Humans are innately able to adapt their behavior and actions according to the movements of other humans in their surroundings. For instance, human drivers may suddenly stop, slow down, steer or start their car based on the actions of other drivers, pedestrians or cyclists, as they have a sense of which maneuvers are risky in specific scenarios.
However, developing robots and autonomous vehicles that can similarly predict human movements and assess the risk of performing different actions in a given scenario has so far proved highly challenging. This has resulted in a number of accidents, including the tragic death of a pedestrian who was struck by a self-driving Uber vehicle in March 2018.
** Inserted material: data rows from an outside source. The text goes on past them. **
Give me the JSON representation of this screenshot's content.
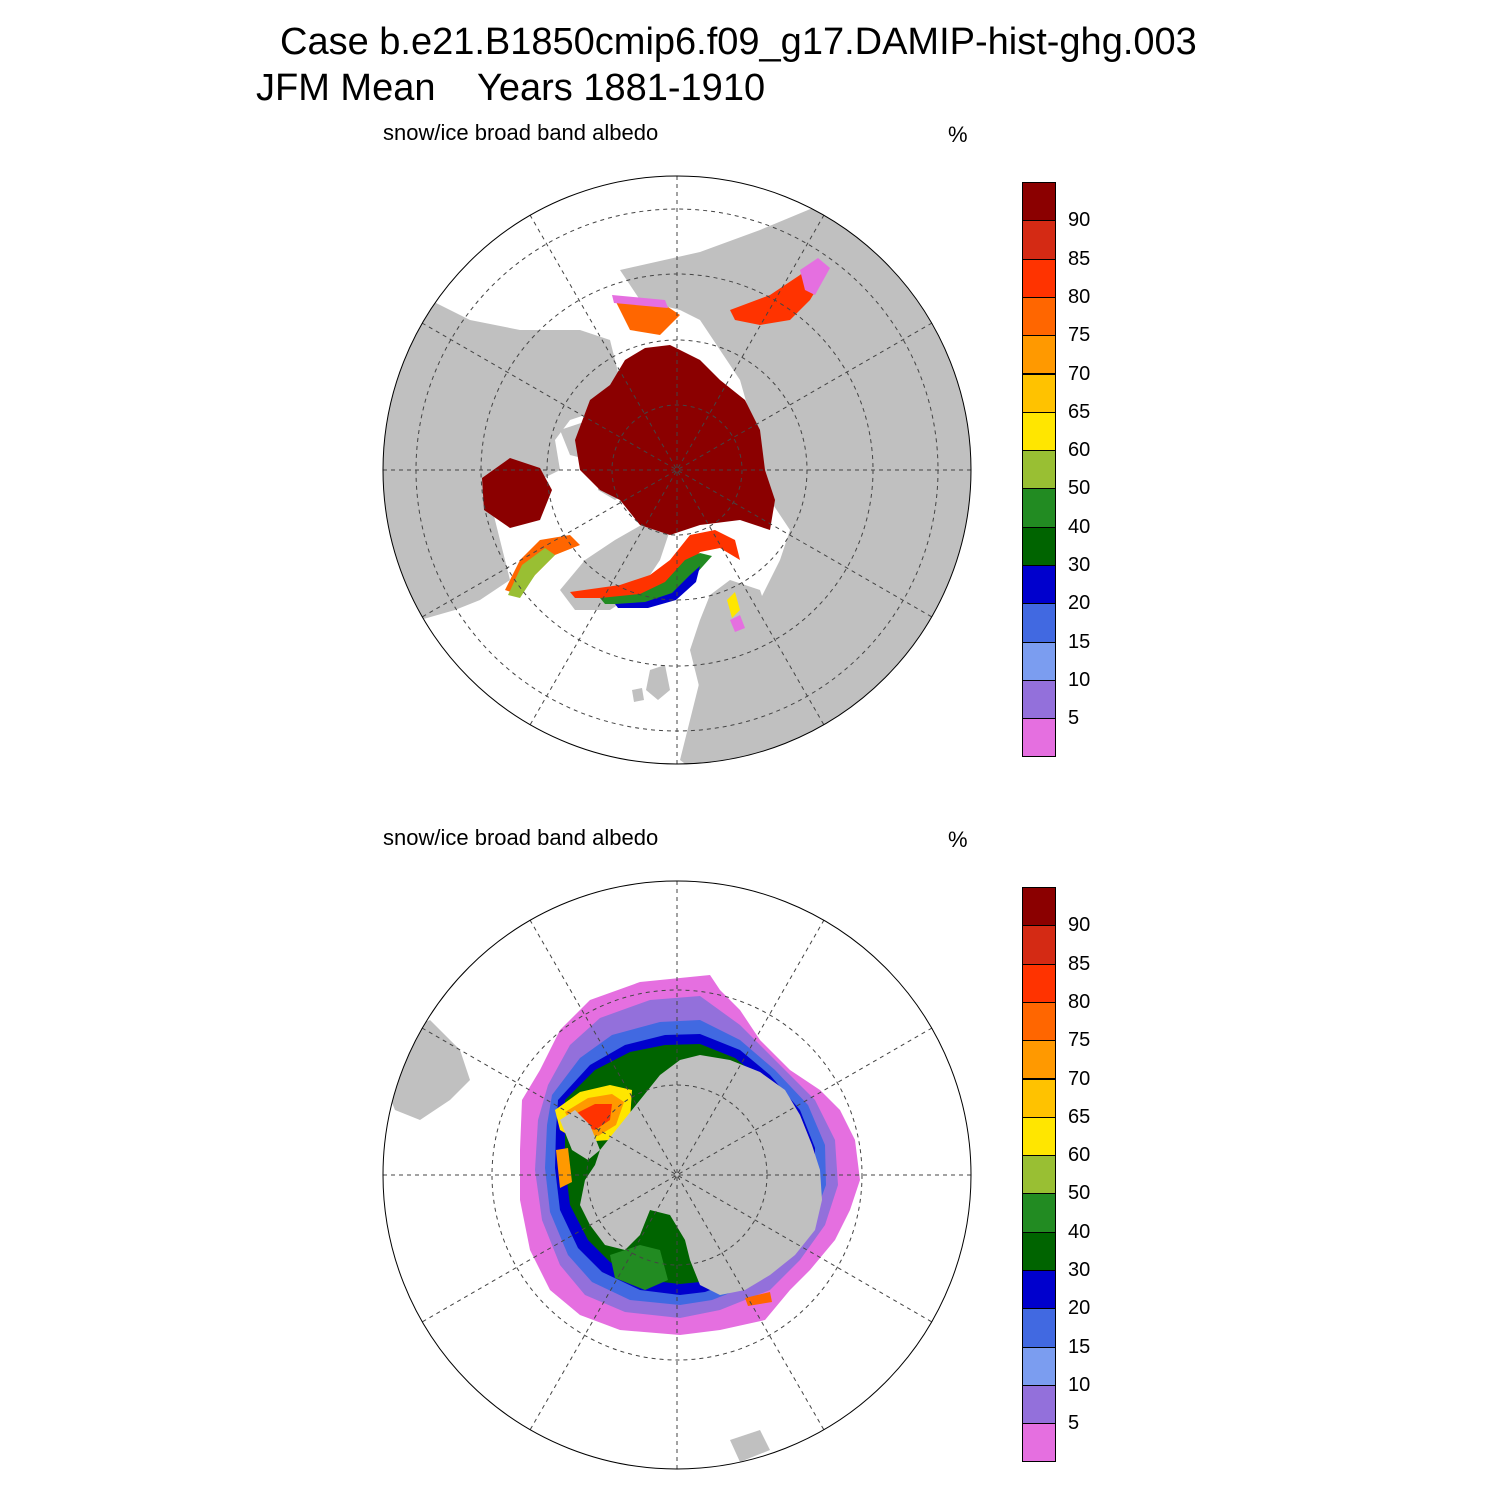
{
  "title": {
    "line1": "Case b.e21.B1850cmip6.f09_g17.DAMIP-hist-ghg.003",
    "line2": "JFM Mean    Years 1881-1910"
  },
  "colors": {
    "land": "#c0c0c0",
    "ocean": "#ffffff",
    "grid": "#444444"
  },
  "colorbar": {
    "labels": [
      "90",
      "85",
      "80",
      "75",
      "70",
      "65",
      "60",
      "50",
      "40",
      "30",
      "20",
      "15",
      "10",
      "5"
    ],
    "colors": [
      "#8b0000",
      "#d42a14",
      "#ff3300",
      "#ff6600",
      "#ff9900",
      "#ffc200",
      "#ffe600",
      "#99bf33",
      "#228b22",
      "#006400",
      "#0000cd",
      "#4169e1",
      "#7b9df0",
      "#9370db",
      "#e56fe0"
    ]
  },
  "panels": [
    {
      "id": "north",
      "label": "snow/ice broad band albedo",
      "units": "%"
    },
    {
      "id": "south",
      "label": "snow/ice broad band albedo",
      "units": "%"
    }
  ]
}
Researchers at Stanford University and Toyota Research Institute (TRI) have recently developed a framework that it could prevent these accidents in the future, increasing the safety of autonomous vehicles and other robotic systems operating in crowded environments. This framework, presented in a paper pre-published on arXiv, combines two tools, a machine learning(ML) algorithm and a technique to achieve risk-sensitive control.
“The main goal of our work is to enable self-driving cars and other robots to operate safely among humans (i.e., human drivers, pedestrians, bicyclists, etc.), by being mindful of what these humans intend to do in the future,” Haruki Nishimura and Boris Ivanovic, lead authors of the paper, told TechXplore via email.
Nishimura, Ivanovic and their colleagues developed a machine learning(ML) model and trained it to predict the future actions of humans in a robots surroundings. Using this model, they then created an algorithm that can estimate the risk of collision associated with each of the robot’s potential maneuvers at a given time. This algorithm can automatically select the optimal maneuver for the robot, which should minimize the risk of colliding with other humans or cars, while also allowing the robot to move towards completing its mission or goal.
“Existing methods for allowing autonomous cars and other robots to navigate among humans generally suffer from two important oversimplifications,” the researchers told TechXplore via email. “Firstly, they will make simplistic assumptions about what the humans will do in the future; secondly, they do not consider a trade-off between collision risk and progress for the robot. In contrast, our method uses a rich, stochastic model of human motion that is will learned from data of real human motion.”
The stochastic model that the researchers’ framework is based on does not offer a single prediction of future human movements, but rather a distribution of predictions. Moreover, the way in which the team used this model differs significantly from the way in which previously developed robot navigation techniques integrated stochastic models.